MRS. HIGGINS. But, my dear Mr. Doolittle, you need not suffer all this if you are really in earnest. Nobody can force you to accept this bequest. You can repudiate it. Isn’t that so, Colonel Pickering?

PICKERING. I believe so.

DOOLITTLE [softening his manner in deference to her sex] That’s the tragedy of it, ma’am. It’s easy to say chuck it; but I haven’t the nerve. Which one of us has? We’re all intimidated. Intimidated, ma’am: that’s what we are. What is there for me if I chuck it but the workhouse in my old age? I have to dye my hair already to keep my job as a dustman. If I was one of the deserving poor, and had put by a bit, I could chuck it; but then why should I, acause the deserving poor might as well be millionaires for all the happiness they ever has.
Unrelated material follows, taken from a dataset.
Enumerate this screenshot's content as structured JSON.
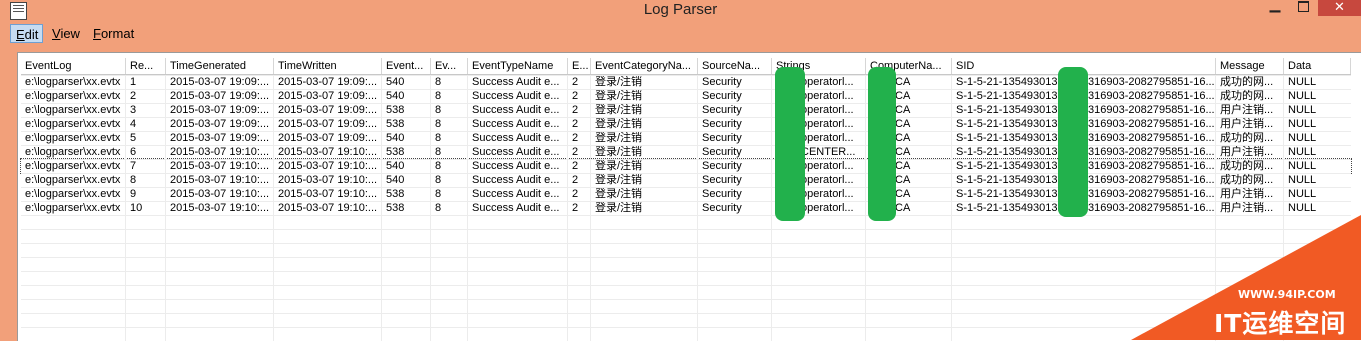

They don’t know what happiness is. But I, as one of the undeserving poor, have nothing between me and the pauper’s uniform but this here blasted three thousand a year that shoves me into the middle class. (Excuse the expression, ma’am: you’d use it yourself if you had my provocation). They’ve got you every way you turn: it’s a choice between the Skilly of the workhouse and the Char Bydis of the middle class; and I haven’t the nerve for the workhouse. Intimidated: that’s what I am. Broke. Bought up. Happier men than me will call for my dust, and touch me for their tip; and I’ll look on helpless, and envy them. And that’s what your son has brought me to. [He is overcome by emotion].

But he nevertheless succumbs to these demands, again “for whatever reasons.” Apparently he’s now concerned with what other people think about him, whereas he wasn’t before.

I’m not so sure about that, and I don’t believe you can justify it from the full text of the play.

But enough of hijacking this thread.

He was concerned about what different people thought. When he was in the gutter, no one in the gutter with him considered his behavior unusual or wrong (if he had put on airs of morality, his compatriots would have noticed and reacted to it) - and so he had no conflict with his neighbors (how Pickering felt about him was no big deal). Being rich puts him in a new neighborhood - and as uncomfortable as it makes him, he must put on new behavior to fit in as well among his new neighbors as he did among the old ones.